All Chemistry majors need to have a one-year plan on file in the Chemistry
Advising Office (135 Smith Hall) prior to Fall Registration. This is
the only way to receive computer approval. To register by computer go
Departmental Policy on I Grade
The policy of the Chemistry Department
is that a student may request an incomplete only when (a) he or she has
a University sanctioned excuse for missing the final exam and (b) he
or she is passing the course based on all other graded components. Assignment
of an I requires that the instructor and student sign a contract, available
in the Departmental undergraduate office, stipulating the procedure by
which the I grade will be made up (e.g., taking a final exam from another
instructor in the next semester).
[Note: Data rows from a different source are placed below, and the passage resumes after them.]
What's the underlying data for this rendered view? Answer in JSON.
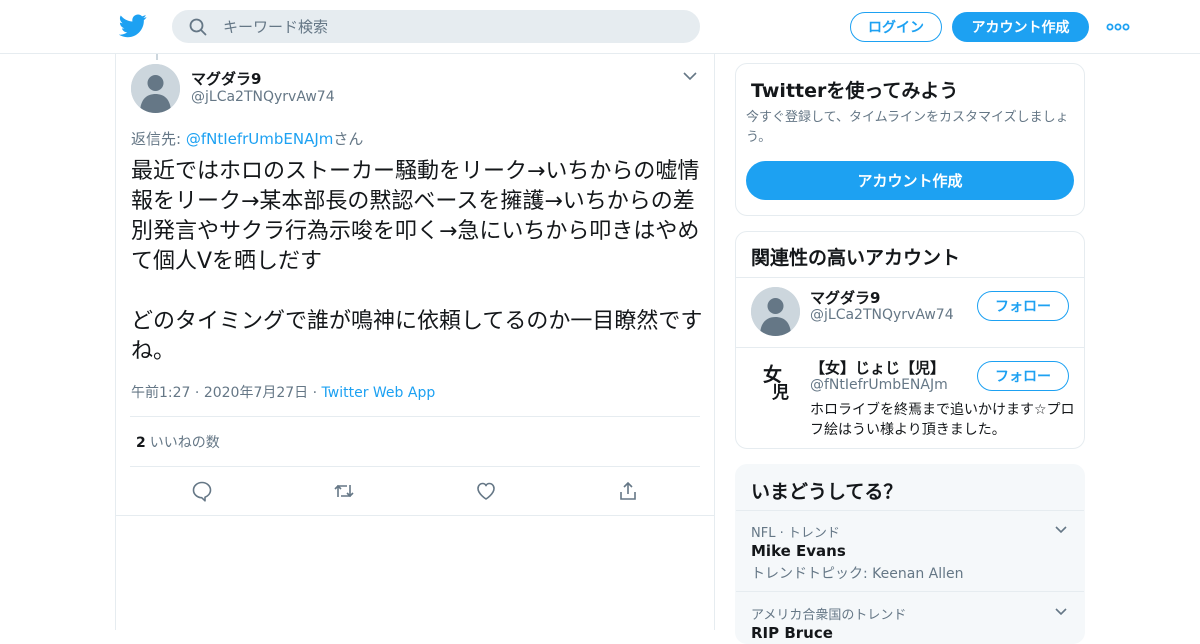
{
  "header": {
    "logo_icon": "twitter-bird-icon",
    "search_placeholder": "キーワード検索",
    "login_label": "ログイン",
    "signup_label": "アカウント作成",
    "brand_color": "#1da1f2"
  },
  "tweet": {
    "display_name": "マグダラ9",
    "handle": "@jLCa2TNQyrvAw74",
    "reply_prefix": "返信先: ",
    "reply_handle": "@fNtIefrUmbENAJm",
    "reply_suffix": "さん",
    "body": "最近ではホロのストーカー騒動をリーク→いちからの嘘情報をリーク→某本部長の黙認ベースを擁護→いちからの差別発言やサクラ行為示唆を叩く→急にいちから叩きはやめて個人Vを晒しだす\n\nどのタイミングで誰が鳴神に依頼してるのか一目瞭然ですね。",
    "time": "午前1:27",
    "date": "2020年7月27日",
    "app": "Twitter Web App",
    "like_count": "2",
    "like_label": "いいねの数",
    "actions": [
      "reply-icon",
      "retweet-icon",
      "like-icon",
      "share-icon"
    ]
  },
  "signup_card": {
    "title": "Twitterを使ってみよう",
    "description": "今すぐ登録して、タイムラインをカスタマイズしましょう。",
    "button": "アカウント作成"
  },
  "related": {
    "title": "関連性の高いアカウント",
    "accounts": [
      {
        "name": "マグダラ9",
        "handle": "@jLCa2TNQyrvAw74",
        "bio": "",
        "follow_label": "フォロー"
      },
      {
        "name": "【女】じょじ【児】",
        "handle": "@fNtIefrUmbENAJm",
        "bio": "ホロライブを終焉まで追いかけます☆プロフ絵はうい様より頂きました。",
        "follow_label": "フォロー",
        "avatar_glyph": "女児"
      }
    ]
  },
  "trends": {
    "title": "いまどうしてる？",
    "items": [
      {
        "meta": "NFL · トレンド",
        "name": "Mike Evans",
        "sub": "トレンドトピック: Keenan Allen"
      },
      {
        "meta": "アメリカ合衆国のトレンド",
        "name": "RIP Bruce",
        "sub": ""
      }
    ]
  }
}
Failure to complete successfully the
procedure outlined in the contract will result in the I being administratively
changed by the University Registrar to an F or N (depending on the grade
base) one calendar year from the end of the semester for which the I
grade was granted.
Students will not be permitted to repeat an entire
course without registering.
See the College Bulletin for further information.
ORGANIZATION OF DEPARTMENT'S UNDERGRADUATE TEACHING FUNCTION
In case you experience problems in a course it is important to know
the proper avenue to proceed with questions and complaints. If the problem
is with a faculty member in a lecture or lab course you should first
try to resolve it with the faculty member directly. If this is not appropriate
or satisfactory proceed next to the Director of Undergraduate Studies
(135 Smith Hall 624-8008). If the problem is still not resolved you should
go to the Vice-Chair of the department (schedule appointments in the
General Chemistry/Records Office, 115 Smith Hall 624-0026). The final
authority at the department level is the department Chair (139 Smith
Hall 624-6000). In the unlikely event that you wish to take the problem
beyond the department you should contact the IT Dean's Office (105 Walter
Library 624-2006) or the Student Ombuds Service (SOS) (102 Johnston Hall
626-0891) or the Equal Opportunity and Affirmative Action Office (419
Morrill Hall 624-9547).
If the problem is with a teaching assistant you should first (if appropriate)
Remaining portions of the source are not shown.